リアが得体の知れない男たちに囲まれ、手をつかまれている。抱きつかれそうになっている。
何がまずいって?
今のリアがやられるのじゃなくて、あいつらがどうなるか知らないぞという意味で。
やつらはいろいろやってきたから、手痛い目にあっても問題ないが。
止められなくもなかったが、そのままにしておいたらやっぱり。
”すごいな。そもそも怒っているところに魔法だからな。
ある意味無敵だな。”
リアの放った魔法は確かに周りにいた男どもを吹き飛ばしたが、よほど嫌だったのだろう。
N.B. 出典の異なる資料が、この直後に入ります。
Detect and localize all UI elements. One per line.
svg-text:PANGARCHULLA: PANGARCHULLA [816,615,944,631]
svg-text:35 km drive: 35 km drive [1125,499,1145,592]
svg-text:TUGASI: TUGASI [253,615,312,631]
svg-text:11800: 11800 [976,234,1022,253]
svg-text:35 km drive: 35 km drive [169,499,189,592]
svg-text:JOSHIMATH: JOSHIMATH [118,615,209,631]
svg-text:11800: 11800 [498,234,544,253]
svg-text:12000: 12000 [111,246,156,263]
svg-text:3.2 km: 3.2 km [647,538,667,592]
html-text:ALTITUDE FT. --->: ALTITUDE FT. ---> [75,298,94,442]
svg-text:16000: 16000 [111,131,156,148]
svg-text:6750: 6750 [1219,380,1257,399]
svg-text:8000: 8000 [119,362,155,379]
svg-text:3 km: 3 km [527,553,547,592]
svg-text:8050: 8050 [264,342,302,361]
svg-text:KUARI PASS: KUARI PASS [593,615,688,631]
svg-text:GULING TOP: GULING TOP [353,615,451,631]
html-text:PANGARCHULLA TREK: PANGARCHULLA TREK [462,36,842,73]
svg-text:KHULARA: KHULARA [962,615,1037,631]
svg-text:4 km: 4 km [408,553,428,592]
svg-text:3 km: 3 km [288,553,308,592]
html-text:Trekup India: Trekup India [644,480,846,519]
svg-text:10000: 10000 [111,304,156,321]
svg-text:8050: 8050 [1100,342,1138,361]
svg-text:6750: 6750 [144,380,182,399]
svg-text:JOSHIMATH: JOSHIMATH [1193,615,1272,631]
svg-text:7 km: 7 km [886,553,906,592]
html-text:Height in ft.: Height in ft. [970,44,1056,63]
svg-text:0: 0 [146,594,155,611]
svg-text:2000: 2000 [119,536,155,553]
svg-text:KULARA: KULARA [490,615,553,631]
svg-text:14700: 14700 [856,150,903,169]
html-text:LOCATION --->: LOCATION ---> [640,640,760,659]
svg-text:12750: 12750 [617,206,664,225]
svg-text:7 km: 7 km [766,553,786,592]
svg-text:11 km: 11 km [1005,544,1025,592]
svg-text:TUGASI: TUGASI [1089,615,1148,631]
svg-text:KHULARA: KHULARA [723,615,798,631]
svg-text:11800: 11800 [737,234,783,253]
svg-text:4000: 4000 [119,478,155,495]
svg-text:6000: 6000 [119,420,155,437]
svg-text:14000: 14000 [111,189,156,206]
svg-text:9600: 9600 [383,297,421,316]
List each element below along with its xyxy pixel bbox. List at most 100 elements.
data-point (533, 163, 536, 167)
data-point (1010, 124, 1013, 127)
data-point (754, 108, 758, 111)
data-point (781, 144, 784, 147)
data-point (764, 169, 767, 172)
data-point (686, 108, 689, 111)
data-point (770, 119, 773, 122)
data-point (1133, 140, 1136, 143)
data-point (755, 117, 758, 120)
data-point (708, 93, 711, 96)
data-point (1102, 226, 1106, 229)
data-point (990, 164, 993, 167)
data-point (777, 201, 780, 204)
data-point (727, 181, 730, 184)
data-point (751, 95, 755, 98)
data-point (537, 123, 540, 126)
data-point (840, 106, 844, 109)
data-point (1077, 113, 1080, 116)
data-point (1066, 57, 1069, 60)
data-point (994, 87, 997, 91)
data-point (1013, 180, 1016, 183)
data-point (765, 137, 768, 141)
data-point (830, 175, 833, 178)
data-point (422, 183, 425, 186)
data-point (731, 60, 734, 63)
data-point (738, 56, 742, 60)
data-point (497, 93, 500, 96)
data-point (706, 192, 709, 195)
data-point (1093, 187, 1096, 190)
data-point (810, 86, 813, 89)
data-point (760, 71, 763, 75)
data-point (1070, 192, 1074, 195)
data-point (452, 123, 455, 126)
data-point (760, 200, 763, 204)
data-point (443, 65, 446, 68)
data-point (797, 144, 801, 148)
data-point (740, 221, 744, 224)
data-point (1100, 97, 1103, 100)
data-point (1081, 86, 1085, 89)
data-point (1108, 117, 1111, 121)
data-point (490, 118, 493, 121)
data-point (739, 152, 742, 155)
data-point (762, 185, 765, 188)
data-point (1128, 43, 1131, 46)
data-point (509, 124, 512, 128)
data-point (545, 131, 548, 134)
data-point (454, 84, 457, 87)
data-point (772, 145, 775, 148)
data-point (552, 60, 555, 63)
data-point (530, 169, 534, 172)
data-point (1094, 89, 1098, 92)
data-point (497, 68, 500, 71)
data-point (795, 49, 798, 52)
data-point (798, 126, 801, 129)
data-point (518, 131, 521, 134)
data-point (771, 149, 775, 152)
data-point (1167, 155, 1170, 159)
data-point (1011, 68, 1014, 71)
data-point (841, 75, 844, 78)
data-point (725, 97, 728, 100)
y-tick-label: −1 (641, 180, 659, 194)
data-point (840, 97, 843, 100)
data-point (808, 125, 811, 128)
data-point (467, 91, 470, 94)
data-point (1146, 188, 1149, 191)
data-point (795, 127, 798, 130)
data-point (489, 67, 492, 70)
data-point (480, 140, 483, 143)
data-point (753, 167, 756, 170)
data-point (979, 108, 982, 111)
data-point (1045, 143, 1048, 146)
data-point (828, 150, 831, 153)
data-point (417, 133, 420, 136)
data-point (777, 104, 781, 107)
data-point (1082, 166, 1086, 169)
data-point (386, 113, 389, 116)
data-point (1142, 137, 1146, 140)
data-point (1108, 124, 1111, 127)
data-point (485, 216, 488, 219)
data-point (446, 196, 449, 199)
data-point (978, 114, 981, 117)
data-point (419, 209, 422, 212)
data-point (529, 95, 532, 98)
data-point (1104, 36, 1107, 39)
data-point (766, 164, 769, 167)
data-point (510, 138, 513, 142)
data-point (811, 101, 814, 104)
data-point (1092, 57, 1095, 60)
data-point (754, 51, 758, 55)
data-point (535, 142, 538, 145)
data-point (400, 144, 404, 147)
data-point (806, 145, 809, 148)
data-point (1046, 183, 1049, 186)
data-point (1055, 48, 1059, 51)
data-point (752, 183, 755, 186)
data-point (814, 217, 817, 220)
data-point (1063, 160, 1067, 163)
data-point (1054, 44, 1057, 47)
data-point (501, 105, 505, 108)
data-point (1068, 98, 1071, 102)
見えるところではなく、少し離れたところに飛ばしていた。しかも、顔が見えないように壁や木の幹、地面にめり込んでいる。
「あーあ、こいつ後ろから抱き着いたからだな。」
体がばらばらにめり込んでいる。
どうやったらこんな風にできるのだろう。連絡だけして後はがんばってもらおうか。
「誰がやっても抜くことができず、ゲルト様とブルクハルト様が行くことになりました。
それでもばらばらにめり込んでいたのは取れず、ゲルト様は無理と、ブルクハルト様はあきれてもうそのままでいいんじゃないかとおっしゃっていましたよ。」
ラウルが怒っているということは、そいつを取り出す作業をさされたのに違いない。
「で、行かされたんだな?」
「そうです。あんなの知りません。
戻してやりましたが、その後本当に一度ばらしておきましたよ。」
二度とあいつらはしないだろうと思う。
次の日、たまたま廊下であったゲルト様に
「あの夫婦を怒らせると命がないかもな。」
と言われたのは内緒だ。
今、向こうでリアに魔法をかけられたと喜んでいる弟には絶対に聞かせられない。